Not your best client. Not your perfect client. Your typical client in the vertical that your lead gen program is targeting. I like to have my clients do this calculation on the average spend of this client in their first year of doing business with them. If your contracts tend to run for multiple years, then base it on the average value of that first contract.
Next, work out your gross margin on that business. That’s the amount of money left over for operating expenses and profit after you have paid the hard cost of providing your actual product or service to the client. Don’t forget to account for the cost of any sales commissions payable to your in-house team.
What Results Do You Expect from Your Lead Gen?
Now, ask your lead gen provider how many actual sales calls with your reps will this program deliver each month. Expect to hear a number somewhere between 4 and 12. (This is the actual range most vendors have promised my clients from their entry level lead gen programs, usually with a minimum 6 month contract.)

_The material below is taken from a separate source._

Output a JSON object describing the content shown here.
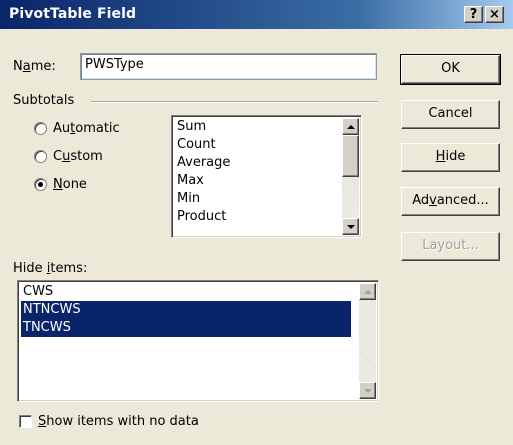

To figure out how much money you will add to your bottom line every month, pop these figures into the appropriate spots on the downloadable Lead Generation ROI Calculator.
Our client wanted to drive leads for his SaaS platform, targeting small businesses. They’d been relying almost exclusively on search ads but costs were rising and they wanted to diversify by integrating social and email focused lead gen. They reached out to me for help evaluating a proposal from a reputable service provider.
Here’s what they told us:
- Their typical new customer spent $1,500 for a license in year 1 ($125 per month on an annual contract).
- It cost the company only about $360 per client to host and maintain the platform, giving them gross profit of $1140 a year.
- They also paid a 10% commission on each license, which reduced their gross profit to $990 a year, or about 65% of their total sales.
- The vendor was offering to reach out to at least 600 prospects a month using automation. They estimated they could book a dozen sales calls each month from that effort. The proposal was for a 6 month trial at $3,750 a month.
- Based on the companies prior experience, they knew that only 1 in 4 of calls with an outbound lead would result in a qualified opportunity. And they were winning these deals approximately 25% of the time.
Based on these numbers, this company would have invested $22,500 to generate $4,387.50 in gross profit. A net loss of $18,112.50. They decided not to proceed, and focused instead on investing that money into programs that would increase their visibility in the market, improving both their win rates and their average deal size before revisiting outsourced lead generation.
Is Outsourcing Lead Generation Always a Bad Idea?
In a word, no. Outsourcing some or all of your lead generation programs can be a very successful approach. The key is to make sure that all the other systems in your business are structured to support closing the leads that come in through the program before making the commitment.
And, of course, to make sure that the investment needed makes sense for your particular business. These numbers would look quite different for a company selling an annual contract worth $50,000. Or a longer contract term with a higher win ratio. There are a lot of different factors to consider before deciding whether your lead generation investment makes business sense.